A UCLA-led study confirms what women approaching menopause have long suspected: menopause does cause weight gain, it was announced Thursday.
The study, published in JCI Insight, finds that women undergoing menopause — also known as perimenopause — lost lean body mass and more than doubled their fat mass.
The women’s lean and fat mass remained stable after the transition to menopause. The researchers also noted ethnic/racial differences in the impact of menopause on body composition.
The research demonstrates that body mass index is a very important clinical tool for predicting health events, such as getting diabetes or having cardiovascular disease — but is a less useful gauge of cardio-metabolic risk in older women, the study determined.

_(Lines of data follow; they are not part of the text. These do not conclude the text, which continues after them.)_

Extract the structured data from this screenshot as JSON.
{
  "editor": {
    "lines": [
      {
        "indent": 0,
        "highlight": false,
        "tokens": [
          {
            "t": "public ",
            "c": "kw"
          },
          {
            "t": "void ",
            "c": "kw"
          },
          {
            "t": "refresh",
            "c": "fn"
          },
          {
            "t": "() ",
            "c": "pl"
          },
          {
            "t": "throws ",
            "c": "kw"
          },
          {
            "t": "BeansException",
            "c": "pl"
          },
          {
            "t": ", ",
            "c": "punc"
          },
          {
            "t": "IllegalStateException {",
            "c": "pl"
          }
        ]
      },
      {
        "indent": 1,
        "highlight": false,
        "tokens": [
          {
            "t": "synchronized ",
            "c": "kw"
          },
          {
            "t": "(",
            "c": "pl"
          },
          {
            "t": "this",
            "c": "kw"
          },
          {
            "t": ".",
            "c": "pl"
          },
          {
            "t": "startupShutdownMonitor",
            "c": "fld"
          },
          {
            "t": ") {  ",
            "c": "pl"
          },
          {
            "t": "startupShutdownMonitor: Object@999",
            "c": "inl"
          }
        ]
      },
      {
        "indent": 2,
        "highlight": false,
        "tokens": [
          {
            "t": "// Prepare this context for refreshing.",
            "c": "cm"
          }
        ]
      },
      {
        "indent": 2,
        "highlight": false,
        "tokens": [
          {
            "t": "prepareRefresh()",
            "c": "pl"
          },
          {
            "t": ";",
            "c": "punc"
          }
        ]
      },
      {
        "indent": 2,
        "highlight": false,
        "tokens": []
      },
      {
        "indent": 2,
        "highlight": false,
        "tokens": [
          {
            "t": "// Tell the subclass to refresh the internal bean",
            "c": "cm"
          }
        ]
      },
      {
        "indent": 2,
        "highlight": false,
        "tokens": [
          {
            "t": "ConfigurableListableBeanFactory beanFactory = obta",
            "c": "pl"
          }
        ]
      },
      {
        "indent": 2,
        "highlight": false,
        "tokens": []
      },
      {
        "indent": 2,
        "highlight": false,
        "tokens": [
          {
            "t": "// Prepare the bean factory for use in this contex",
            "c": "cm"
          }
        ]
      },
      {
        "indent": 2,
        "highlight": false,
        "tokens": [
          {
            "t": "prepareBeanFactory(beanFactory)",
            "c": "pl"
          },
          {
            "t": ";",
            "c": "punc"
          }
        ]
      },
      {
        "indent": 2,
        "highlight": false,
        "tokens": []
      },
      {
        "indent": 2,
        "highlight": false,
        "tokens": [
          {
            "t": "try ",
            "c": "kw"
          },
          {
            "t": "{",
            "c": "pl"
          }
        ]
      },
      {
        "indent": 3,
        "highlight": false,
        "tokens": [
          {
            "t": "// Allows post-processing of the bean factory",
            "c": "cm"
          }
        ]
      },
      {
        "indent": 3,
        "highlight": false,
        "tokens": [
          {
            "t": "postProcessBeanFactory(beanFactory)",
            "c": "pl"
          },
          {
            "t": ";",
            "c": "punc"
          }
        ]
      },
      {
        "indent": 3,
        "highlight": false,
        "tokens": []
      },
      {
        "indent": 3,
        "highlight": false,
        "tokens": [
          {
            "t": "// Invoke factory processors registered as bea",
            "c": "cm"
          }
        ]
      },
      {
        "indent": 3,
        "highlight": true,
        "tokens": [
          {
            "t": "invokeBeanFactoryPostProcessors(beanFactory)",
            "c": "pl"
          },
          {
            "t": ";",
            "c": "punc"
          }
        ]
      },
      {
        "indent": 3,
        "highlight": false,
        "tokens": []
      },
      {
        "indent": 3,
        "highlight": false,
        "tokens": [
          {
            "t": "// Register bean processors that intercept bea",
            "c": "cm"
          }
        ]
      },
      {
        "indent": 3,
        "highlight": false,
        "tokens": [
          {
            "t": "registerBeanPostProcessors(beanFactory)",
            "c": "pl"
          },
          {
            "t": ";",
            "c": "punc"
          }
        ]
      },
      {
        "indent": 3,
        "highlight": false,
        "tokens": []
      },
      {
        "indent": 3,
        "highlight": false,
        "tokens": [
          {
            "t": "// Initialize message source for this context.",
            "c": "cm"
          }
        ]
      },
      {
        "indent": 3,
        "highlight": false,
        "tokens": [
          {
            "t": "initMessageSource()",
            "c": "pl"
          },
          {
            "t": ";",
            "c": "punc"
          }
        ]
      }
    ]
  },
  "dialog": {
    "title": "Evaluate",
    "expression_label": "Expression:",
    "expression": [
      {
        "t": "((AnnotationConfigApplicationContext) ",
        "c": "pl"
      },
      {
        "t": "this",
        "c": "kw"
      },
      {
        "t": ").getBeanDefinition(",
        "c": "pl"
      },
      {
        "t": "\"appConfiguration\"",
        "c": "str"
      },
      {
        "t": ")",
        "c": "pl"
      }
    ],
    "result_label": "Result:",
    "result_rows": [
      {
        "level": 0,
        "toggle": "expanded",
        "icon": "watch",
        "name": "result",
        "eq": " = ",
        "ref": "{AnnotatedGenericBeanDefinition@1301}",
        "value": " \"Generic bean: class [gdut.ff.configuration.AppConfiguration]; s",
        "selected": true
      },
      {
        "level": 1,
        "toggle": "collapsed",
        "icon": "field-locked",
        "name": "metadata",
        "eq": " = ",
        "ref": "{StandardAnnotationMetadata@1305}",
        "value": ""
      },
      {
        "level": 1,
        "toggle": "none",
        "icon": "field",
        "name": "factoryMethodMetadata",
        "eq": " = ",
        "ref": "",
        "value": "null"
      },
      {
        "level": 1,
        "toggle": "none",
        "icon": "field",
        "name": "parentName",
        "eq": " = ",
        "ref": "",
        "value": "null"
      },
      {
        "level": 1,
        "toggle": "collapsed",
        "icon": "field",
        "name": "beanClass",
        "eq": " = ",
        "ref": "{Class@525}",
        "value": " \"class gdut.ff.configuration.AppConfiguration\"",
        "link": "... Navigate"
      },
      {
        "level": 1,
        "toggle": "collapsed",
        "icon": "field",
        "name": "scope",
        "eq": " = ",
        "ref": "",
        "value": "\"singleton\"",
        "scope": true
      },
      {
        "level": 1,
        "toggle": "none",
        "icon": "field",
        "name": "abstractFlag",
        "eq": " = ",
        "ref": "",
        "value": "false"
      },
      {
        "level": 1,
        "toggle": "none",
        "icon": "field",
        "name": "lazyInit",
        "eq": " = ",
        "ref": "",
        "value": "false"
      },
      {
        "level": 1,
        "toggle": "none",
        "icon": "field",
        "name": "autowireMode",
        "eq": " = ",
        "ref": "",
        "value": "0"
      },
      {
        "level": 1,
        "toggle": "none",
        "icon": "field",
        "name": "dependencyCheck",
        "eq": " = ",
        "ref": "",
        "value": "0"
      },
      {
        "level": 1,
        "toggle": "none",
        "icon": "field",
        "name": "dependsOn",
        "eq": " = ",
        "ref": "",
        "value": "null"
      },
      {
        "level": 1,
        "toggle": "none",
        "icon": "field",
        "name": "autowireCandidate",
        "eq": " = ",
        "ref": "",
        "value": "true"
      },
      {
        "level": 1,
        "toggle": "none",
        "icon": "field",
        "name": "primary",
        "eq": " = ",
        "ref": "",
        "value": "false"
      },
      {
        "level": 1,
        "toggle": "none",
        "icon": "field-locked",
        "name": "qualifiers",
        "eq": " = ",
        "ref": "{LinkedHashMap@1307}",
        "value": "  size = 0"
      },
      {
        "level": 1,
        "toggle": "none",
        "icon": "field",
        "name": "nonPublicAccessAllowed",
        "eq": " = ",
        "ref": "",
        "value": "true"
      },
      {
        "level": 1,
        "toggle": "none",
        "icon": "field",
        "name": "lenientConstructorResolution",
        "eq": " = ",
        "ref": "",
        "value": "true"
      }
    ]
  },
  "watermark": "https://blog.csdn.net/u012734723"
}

After menopause, a woman’s weight is not a good indicator of how much fat and lean mass she has — and the fat and lean may be the key to cardiac and metabolic risks, according to the study.
The menopause transition is the time in a woman’s life when hormonal changes lead to irregular menstruation, hot flashes and other symptoms leading up to menopause, when menstruation stops altogether.
The relationship between menopause and changes in body composition has not been well understood.
While some smaller studies have looked at the impact of the menopause transition on body composition and weight, the Study of Women’s Health Across the Nation provides sufficiently voluminous and detailed data to enable researchers to disentangle the effects of chronological aging and reproductive aging.
The researchers examined 18 years of data from the women’s health study, assessing women’s body composition using a model that gave them a picture of that composition from the time before and after their final menstrual period, accounting for race/ethnicity and hormone therapy, UCLA said.